It is estimated that t years from now, the value of a small piece of land, V(t), will be increasing at a rate of 1.6t^3/(0.2t^4+8100)^(1/2)dollars per year. The land is currently worth $420. Find V(t) and also find the value of the land after 10 years to the nearest cent.
dv/dt = 1.6t^3/√(0.2t^4+8100)
Let u = 0.2t^4+8100
du = 0.8t^3 dt
Now you have
dv/dt = 2du/√u
v(t) = 4√u + c
= 4√(0.2t^4+8100) + c
Now plug in your numbers to find c, and then find v(10).
To find the value of the land after t years, we need to find the antiderivative of the rate function with respect to t, and then evaluate it.

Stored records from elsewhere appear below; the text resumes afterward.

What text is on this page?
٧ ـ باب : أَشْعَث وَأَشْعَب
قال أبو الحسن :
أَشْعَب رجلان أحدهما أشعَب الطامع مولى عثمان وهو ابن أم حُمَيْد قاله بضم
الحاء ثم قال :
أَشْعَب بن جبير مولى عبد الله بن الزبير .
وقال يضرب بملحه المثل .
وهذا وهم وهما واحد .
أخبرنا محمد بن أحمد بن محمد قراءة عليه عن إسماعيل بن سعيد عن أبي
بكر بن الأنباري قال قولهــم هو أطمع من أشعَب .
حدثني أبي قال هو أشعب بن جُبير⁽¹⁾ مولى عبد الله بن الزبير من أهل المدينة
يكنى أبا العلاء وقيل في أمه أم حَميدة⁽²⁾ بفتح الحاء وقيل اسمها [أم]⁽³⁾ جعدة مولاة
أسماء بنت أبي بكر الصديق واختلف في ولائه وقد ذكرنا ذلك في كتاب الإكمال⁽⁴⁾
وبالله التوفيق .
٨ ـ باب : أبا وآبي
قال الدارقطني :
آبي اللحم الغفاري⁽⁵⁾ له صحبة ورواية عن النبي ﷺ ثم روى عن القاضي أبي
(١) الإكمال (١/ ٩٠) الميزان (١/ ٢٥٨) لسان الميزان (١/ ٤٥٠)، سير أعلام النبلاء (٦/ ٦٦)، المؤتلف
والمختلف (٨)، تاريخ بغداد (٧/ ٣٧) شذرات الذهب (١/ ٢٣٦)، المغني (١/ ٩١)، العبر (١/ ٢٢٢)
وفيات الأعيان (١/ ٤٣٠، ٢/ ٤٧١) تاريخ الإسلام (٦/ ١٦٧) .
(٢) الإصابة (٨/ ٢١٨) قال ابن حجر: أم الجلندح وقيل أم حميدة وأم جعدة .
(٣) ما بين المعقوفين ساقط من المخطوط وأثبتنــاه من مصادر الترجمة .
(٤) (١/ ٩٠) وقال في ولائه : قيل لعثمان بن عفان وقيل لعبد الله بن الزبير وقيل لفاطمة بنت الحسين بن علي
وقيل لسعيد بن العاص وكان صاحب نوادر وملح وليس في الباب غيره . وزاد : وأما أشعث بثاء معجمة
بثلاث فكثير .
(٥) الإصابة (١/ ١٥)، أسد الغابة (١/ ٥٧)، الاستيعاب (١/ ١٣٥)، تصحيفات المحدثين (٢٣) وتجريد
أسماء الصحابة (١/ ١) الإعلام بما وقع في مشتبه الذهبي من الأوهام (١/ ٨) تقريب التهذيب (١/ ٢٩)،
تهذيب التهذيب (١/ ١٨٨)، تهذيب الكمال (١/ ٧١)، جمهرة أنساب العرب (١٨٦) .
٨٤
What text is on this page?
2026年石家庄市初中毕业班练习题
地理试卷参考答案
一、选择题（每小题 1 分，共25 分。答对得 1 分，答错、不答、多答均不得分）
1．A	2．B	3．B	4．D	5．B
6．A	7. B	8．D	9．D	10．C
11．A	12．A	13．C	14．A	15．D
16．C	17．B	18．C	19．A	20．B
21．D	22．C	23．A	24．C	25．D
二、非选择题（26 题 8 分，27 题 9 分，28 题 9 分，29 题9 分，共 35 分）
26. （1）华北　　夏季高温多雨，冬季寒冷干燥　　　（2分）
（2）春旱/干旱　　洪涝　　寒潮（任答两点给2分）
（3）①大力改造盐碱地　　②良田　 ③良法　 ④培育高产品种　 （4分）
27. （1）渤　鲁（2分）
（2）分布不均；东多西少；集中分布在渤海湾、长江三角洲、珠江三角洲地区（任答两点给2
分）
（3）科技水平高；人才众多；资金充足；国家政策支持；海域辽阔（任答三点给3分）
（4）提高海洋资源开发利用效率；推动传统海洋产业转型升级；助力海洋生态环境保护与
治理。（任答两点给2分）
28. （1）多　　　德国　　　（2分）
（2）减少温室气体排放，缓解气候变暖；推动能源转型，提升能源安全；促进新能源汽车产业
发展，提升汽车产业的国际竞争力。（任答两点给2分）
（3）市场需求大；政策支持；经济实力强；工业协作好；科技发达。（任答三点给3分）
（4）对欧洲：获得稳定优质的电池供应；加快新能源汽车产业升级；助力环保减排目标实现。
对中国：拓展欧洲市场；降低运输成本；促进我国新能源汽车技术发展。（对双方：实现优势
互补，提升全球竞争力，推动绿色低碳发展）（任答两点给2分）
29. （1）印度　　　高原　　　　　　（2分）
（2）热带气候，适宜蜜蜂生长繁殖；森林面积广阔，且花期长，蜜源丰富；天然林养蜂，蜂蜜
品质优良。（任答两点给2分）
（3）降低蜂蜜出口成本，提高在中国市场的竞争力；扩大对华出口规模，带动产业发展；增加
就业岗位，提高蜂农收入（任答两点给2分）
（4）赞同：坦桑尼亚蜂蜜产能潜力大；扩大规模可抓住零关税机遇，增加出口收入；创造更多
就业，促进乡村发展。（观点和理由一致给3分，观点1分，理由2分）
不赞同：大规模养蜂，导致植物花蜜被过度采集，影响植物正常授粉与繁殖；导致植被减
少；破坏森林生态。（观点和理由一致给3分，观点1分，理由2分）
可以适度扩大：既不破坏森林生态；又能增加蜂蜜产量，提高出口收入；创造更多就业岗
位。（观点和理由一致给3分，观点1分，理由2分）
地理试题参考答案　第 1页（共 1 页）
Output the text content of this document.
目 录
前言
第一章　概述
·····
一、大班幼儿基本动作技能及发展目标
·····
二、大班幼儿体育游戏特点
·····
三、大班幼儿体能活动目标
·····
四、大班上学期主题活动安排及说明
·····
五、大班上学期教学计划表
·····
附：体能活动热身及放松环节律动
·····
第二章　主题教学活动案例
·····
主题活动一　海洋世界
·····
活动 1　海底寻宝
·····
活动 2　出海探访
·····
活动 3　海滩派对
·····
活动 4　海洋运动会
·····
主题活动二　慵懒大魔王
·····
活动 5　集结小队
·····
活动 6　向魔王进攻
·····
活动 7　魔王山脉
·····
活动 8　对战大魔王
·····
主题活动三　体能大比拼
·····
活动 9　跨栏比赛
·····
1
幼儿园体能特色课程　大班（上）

Given that the rate of increase is 1.6t^3/(0.2t^4+8100)^(1/2) dollars per year, we can express the value function V(t) as the definite integral of this rate function with respect to t, starting from 0 (the current time) up to t years:
V(t) = ∫[0 to t] 1.6t^3/(0.2t^4+8100)^(1/2) dt
Let's find this antiderivative and solve for V(t):
First, make a substitution: u = 0.2t^4 + 8100
du = 0.8t^3 dt
We can rewrite V(t) as:
V(t) = ∫[0 to t] (1.6t^3)/(0.2t^4+8100)^(1/2) dt
= 8∫[0 to t] (t^3/u)^(1/2) du
= 8∫[0 to t] (t^3u^(-1/2)) du
= 8∫[0 to t] (t^3 u^(-1/2)) du
= 8t^3 ∫[(0.2t^4 + 8100)^(-1/2)] du
= 8t^3 (0.2t^4 + 8100)^1/2 + C
Since we know the initial value of the land is $420 (V(0) = 420), we can solve for C:
420 = 8(0^3)(0.2(0^4) + 8100)^(1/2) + C
420 = 8(0)+C
C = 420
Therefore, the value function is:
V(t) = 8t^3 (0.2t^4 + 8100)^(1/2) + 420
To find the value of the land after 10 years, substitute t = 10 into the value function:
V(10) = 8(10)^3 (0.2(10)^4 + 8100)^(1/2) + 420
Evaluating this expression will give you the value of the land after 10 years, to the nearest cent.